FUEL shortages have intensified in recent weeks leading to debate over the sustainability of continuing to have the imported product sold in bond notes and the real-time gross settlement (RTGS) system or electronic dollars.
BY FREEMAN MAKOPA
Officially bond notes are pegged at par with the greenback, but the reality on the ground is that the bond note trades at 3:1 to the US dollar.
The anomaly has resulted in operators failing to restock as foreign suppliers require payment in US dollars.
President of the Zimbabwe Miners Federation- the country’s largest representative body of small-scale miners, Henrietta Rushwaya told the NewsDay that the fuel challenges had impacted on output from the miners.
“Our sector is saying designate service stations that will sell in forex, so that we go and buy fuel there. We are paid in forex, so we don’t have any challenge of paying for the fuel in forex because as it is operations are at a standstill. Designate service providers in the form of fuel that we pay in forex and see if we don’t buy that fuel from them because you are paying us 100% in forex so where do you think that forex goes, we must use it to buy fuel if need arises because we don’t want to wait for fuel whilst we have forex,” she said.

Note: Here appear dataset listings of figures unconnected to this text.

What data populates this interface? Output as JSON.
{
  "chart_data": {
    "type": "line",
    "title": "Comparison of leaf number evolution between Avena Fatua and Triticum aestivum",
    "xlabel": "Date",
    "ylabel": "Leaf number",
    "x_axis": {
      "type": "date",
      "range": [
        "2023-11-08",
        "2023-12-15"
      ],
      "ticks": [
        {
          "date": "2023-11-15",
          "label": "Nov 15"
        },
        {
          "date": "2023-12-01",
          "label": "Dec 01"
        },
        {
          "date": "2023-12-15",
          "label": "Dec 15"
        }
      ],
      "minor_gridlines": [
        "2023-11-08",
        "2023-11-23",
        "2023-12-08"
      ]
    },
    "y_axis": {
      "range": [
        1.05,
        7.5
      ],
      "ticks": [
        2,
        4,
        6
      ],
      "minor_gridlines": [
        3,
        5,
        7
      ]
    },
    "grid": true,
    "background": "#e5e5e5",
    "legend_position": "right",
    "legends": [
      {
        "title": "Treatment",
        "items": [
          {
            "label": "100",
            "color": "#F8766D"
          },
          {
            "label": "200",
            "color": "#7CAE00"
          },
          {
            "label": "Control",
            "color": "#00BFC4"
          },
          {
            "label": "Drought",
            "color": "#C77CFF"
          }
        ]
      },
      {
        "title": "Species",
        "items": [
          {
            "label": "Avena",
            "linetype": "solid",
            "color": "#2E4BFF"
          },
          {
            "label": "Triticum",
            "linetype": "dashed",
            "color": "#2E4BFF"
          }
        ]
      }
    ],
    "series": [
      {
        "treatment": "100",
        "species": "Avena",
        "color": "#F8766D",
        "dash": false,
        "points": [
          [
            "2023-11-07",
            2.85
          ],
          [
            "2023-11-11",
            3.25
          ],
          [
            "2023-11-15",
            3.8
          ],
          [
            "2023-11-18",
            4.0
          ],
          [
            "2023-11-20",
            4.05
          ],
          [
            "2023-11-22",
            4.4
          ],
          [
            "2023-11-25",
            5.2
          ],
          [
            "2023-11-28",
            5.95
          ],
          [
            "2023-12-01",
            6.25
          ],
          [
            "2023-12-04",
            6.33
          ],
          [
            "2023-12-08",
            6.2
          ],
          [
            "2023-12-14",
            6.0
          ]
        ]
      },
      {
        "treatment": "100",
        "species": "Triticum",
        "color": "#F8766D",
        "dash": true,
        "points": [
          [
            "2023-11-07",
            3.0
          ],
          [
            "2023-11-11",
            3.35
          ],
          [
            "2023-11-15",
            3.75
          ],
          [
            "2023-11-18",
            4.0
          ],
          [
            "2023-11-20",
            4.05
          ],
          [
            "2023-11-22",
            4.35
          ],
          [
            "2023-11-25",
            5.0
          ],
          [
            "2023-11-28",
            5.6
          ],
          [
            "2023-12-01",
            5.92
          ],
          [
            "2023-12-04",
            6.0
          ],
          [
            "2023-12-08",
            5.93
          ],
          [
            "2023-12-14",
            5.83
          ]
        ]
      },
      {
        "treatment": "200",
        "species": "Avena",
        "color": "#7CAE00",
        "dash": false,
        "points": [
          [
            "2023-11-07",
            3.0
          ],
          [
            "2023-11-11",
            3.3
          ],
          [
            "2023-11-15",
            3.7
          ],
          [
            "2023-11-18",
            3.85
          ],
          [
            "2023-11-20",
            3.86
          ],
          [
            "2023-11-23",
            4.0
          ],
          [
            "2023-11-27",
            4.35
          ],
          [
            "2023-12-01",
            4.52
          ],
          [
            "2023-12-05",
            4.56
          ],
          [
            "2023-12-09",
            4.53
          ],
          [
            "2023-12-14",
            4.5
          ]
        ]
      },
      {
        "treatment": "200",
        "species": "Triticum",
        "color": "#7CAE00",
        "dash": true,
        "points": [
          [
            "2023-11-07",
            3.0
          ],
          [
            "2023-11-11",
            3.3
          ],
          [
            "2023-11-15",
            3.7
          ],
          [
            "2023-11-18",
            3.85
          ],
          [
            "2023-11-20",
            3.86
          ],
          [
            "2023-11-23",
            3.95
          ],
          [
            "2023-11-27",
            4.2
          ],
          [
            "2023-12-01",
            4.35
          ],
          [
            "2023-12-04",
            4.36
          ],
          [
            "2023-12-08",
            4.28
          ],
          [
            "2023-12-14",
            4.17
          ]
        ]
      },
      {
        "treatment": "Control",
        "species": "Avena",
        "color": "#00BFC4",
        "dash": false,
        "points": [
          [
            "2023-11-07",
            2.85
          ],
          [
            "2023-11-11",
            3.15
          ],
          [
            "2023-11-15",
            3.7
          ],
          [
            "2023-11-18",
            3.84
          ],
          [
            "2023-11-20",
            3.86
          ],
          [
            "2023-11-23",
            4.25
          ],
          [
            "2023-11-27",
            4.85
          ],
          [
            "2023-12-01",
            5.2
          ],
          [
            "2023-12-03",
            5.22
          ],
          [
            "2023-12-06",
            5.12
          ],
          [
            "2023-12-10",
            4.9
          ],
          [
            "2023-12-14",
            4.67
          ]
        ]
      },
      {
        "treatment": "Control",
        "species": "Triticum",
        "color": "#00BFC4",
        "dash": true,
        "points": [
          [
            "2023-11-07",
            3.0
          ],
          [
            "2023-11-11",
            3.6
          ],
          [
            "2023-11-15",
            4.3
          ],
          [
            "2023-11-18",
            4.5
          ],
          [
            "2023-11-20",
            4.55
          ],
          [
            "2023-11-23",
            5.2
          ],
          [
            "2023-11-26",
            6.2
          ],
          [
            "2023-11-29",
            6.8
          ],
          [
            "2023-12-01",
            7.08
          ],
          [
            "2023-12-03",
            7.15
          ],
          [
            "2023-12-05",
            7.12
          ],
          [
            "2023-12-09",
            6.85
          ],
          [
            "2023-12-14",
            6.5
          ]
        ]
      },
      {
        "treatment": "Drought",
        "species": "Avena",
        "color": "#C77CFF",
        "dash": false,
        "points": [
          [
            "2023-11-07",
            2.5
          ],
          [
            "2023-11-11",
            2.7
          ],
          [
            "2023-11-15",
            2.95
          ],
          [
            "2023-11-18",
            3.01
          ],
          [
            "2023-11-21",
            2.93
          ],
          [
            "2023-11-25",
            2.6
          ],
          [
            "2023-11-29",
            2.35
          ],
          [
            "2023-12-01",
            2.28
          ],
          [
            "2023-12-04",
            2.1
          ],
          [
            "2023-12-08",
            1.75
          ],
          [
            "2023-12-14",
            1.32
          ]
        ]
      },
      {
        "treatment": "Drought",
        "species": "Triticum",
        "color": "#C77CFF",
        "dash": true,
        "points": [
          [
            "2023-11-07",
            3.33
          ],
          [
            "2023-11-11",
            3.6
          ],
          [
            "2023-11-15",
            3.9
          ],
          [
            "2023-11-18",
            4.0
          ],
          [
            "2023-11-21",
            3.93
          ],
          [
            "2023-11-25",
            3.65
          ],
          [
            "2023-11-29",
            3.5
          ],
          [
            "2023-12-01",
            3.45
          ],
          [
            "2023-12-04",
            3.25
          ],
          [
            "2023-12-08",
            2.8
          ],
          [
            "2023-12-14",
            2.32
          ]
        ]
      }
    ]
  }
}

“We are facing challenges that some service stations are demanding visa cards and membership cards that we don’t have, we don’t deal with visa cards we have cash so give us those service stations that accept payment in cash.”
Small-scale miners contribute a large proportion of the country’s gold output.
Monthly production from the small-scale miners averaged two tonnes since the beginning of the year, but saw output for November drop by nearly 50% to just 602kg.
This was the first time this year that small-scale miners produced less than big mine houses.
Last year, Zimbabwe produced 28 tonnes and this year the country is targeting 34 tonnes but chances of attaining that output are increasingly getting slim.